The Mudcat Café TM
Thread #97401 Message #1924024
Posted By: Malcolm Douglas
01-Jan-07 - 11:50 AM
Thread Name: Lyr Req: for this story line:afflicted parents etc
Subject: RE: Lyr Req: for this story line:afflicted parents etc
Thanks; context is vital in questions of this sort.
Having said that, there isn't much I can add at the moment. Broadside and oral versions of the song are many and widespread, but I don't think I've ever come across one where the hero is anything but a butcher by trade. Perhaps, as you suggest, elements of another song have crept in in this case; I suppose at a pinch that the singer (or Tugwell) may have had Paul Jones in mind when giving Johnson a first name and a new occupation, but that may be quite wrong.

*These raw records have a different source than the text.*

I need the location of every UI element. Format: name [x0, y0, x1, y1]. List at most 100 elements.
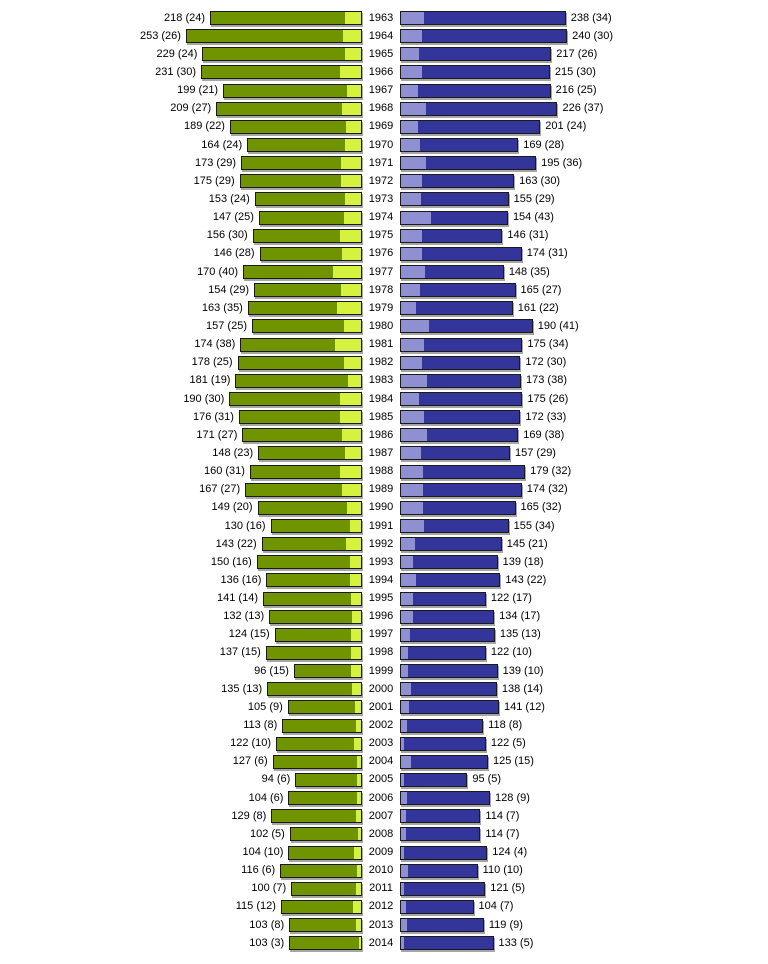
bar-row: 163 (35) 1979 161 (22) [0, 299, 768, 317]
right-bar [400, 210, 508, 225]
bar-row: 164 (24) 1970 169 (28) [0, 136, 768, 154]
bar-row: 100 (7) 2011 121 (5) [0, 880, 768, 898]
left-bar-main-segment [255, 193, 345, 206]
right-bar-highlight-segment [401, 592, 413, 605]
year-label: 1994 [368, 573, 394, 586]
left-bar-main-segment [259, 211, 344, 224]
right-bar-main-segment [423, 411, 520, 424]
bar-row: 130 (16) 1991 155 (34) [0, 517, 768, 535]
left-bar-main-segment [244, 266, 334, 279]
bar-row: 253 (26) 1964 240 (30) [0, 27, 768, 45]
left-side: 173 (29) [0, 156, 362, 171]
right-bar-highlight-segment [401, 429, 428, 442]
year-label: 1967 [368, 84, 394, 97]
left-value-label: 104 (6) [248, 791, 284, 804]
right-bar [400, 500, 516, 515]
year-label: 1970 [368, 138, 394, 151]
left-bar-main-segment [255, 284, 342, 297]
year-label: 1971 [368, 156, 394, 169]
right-bar-highlight-segment [401, 102, 427, 115]
left-bar-main-segment [275, 628, 351, 641]
left-bar-highlight-segment [342, 429, 361, 442]
left-side: 113 (8) [0, 718, 362, 733]
left-value-label: 209 (27) [170, 102, 212, 115]
right-bar [400, 29, 568, 44]
right-side: 165 (32) [400, 500, 768, 515]
year-label: 2006 [368, 791, 394, 804]
right-value-label: 135 (13) [499, 628, 541, 641]
bar-row: 175 (29) 1972 163 (30) [0, 172, 768, 190]
left-value-label: 156 (30) [206, 229, 248, 242]
right-value-label: 172 (30) [525, 356, 567, 369]
year-label: 1989 [368, 483, 394, 496]
right-bar-main-segment [419, 284, 515, 297]
left-bar-highlight-segment [350, 574, 361, 587]
left-bar [223, 83, 362, 98]
right-bar-highlight-segment [401, 393, 419, 406]
left-bar-main-segment [294, 665, 351, 678]
right-side: 135 (13) [400, 627, 768, 642]
right-bar-highlight-segment [401, 266, 426, 279]
right-value-label: 174 (32) [526, 483, 568, 496]
right-bar-main-segment [412, 610, 494, 623]
bar-row: 199 (21) 1967 216 (25) [0, 82, 768, 100]
right-bar [400, 682, 497, 697]
year-label: 1973 [368, 192, 394, 205]
left-bar-highlight-segment [350, 665, 361, 678]
left-bar [261, 537, 362, 552]
right-value-label: 175 (34) [527, 338, 569, 351]
right-value-label: 190 (41) [537, 319, 579, 332]
year-label: 1979 [368, 301, 394, 314]
right-bar-main-segment [423, 465, 525, 478]
year-label: 2005 [368, 773, 394, 786]
right-value-label: 139 (18) [502, 555, 544, 568]
left-side: 170 (40) [0, 265, 362, 280]
left-side: 218 (24) [0, 11, 362, 26]
left-bar-highlight-segment [345, 447, 361, 460]
bar-row: 141 (14) 1995 122 (17) [0, 590, 768, 608]
right-value-label: 119 (9) [488, 918, 523, 931]
left-bar-main-segment [260, 247, 342, 260]
right-bar-main-segment [411, 755, 487, 768]
right-bar [400, 156, 537, 171]
left-side: 190 (30) [0, 392, 362, 407]
bar-row: 190 (30) 1984 175 (26) [0, 390, 768, 408]
left-bar-highlight-segment [334, 338, 361, 351]
right-bar [400, 373, 522, 388]
left-value-label: 189 (22) [184, 120, 225, 133]
right-bar-main-segment [421, 356, 520, 369]
left-bar [242, 428, 362, 443]
year-label: 1996 [368, 610, 394, 623]
left-bar-main-segment [271, 520, 350, 532]
left-value-label: 157 (25) [206, 319, 247, 332]
right-bar-highlight-segment [401, 755, 412, 768]
left-side: 154 (29) [0, 283, 362, 298]
right-bar-main-segment [423, 483, 521, 496]
left-value-label: 113 (8) [243, 719, 278, 732]
bar-row: 105 (9) 2001 141 (12) [0, 698, 768, 716]
left-side: 105 (9) [0, 700, 362, 715]
right-side: 104 (7) [400, 899, 768, 914]
right-value-label: 125 (15) [492, 755, 534, 768]
year-label: 1995 [368, 592, 394, 605]
bar-row: 149 (20) 1990 165 (32) [0, 499, 768, 517]
right-side: 110 (10) [400, 863, 768, 878]
right-bar [400, 83, 551, 98]
left-bar-highlight-segment [356, 792, 361, 805]
left-bar [271, 809, 362, 824]
right-value-label: 216 (25) [555, 84, 597, 97]
right-bar-main-segment [407, 665, 497, 678]
left-bar-highlight-segment [341, 175, 361, 188]
right-bar [400, 228, 503, 243]
year-label: 1997 [368, 628, 394, 641]
right-bar-highlight-segment [401, 701, 410, 714]
left-bar [289, 918, 362, 933]
right-value-label: 217 (26) [556, 47, 598, 60]
right-bar-main-segment [421, 66, 549, 79]
bar-row: 189 (22) 1969 201 (24) [0, 118, 768, 136]
right-value-label: 238 (34) [570, 11, 612, 24]
left-bar-highlight-segment [343, 30, 361, 43]
right-bar-main-segment [422, 229, 502, 242]
right-bar-main-segment [430, 211, 507, 224]
left-bar-highlight-segment [356, 773, 361, 786]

As to the epilogue, it may perhaps be a distorted memory of what appears to be the earliest known print form of the song: a broadside called 'The Three Worthy Butchers of the North' published by Phillip Brooksby at West Smithfield, London, in the last quarter of the 17th century. It was written by Paul Burges, and in the final part the surviving robbers escape justice "for they took ship at Yarmouth, and so went over sea". See Roxburghe Ballads, VII, 59-63. The Burges text is also quoted in Helen Hartness Flanders et al., New Green Mountain Songster, 238-244, along with a set from Vermont tradition which, unusually (most oral versions derive from later broadside re-writes in which the action is condensed and the original ending dropped) derives from the earlier form; there, the robbers "took shipping for Portsmouth And sailed far o'er the Main".
That leaves your question mostly unanswered, but at least provides some speculation as to how the unusual elements mentioned might have found their way into that particular Devon version; though not where those elements might have come from. Perhaps something will turn up later.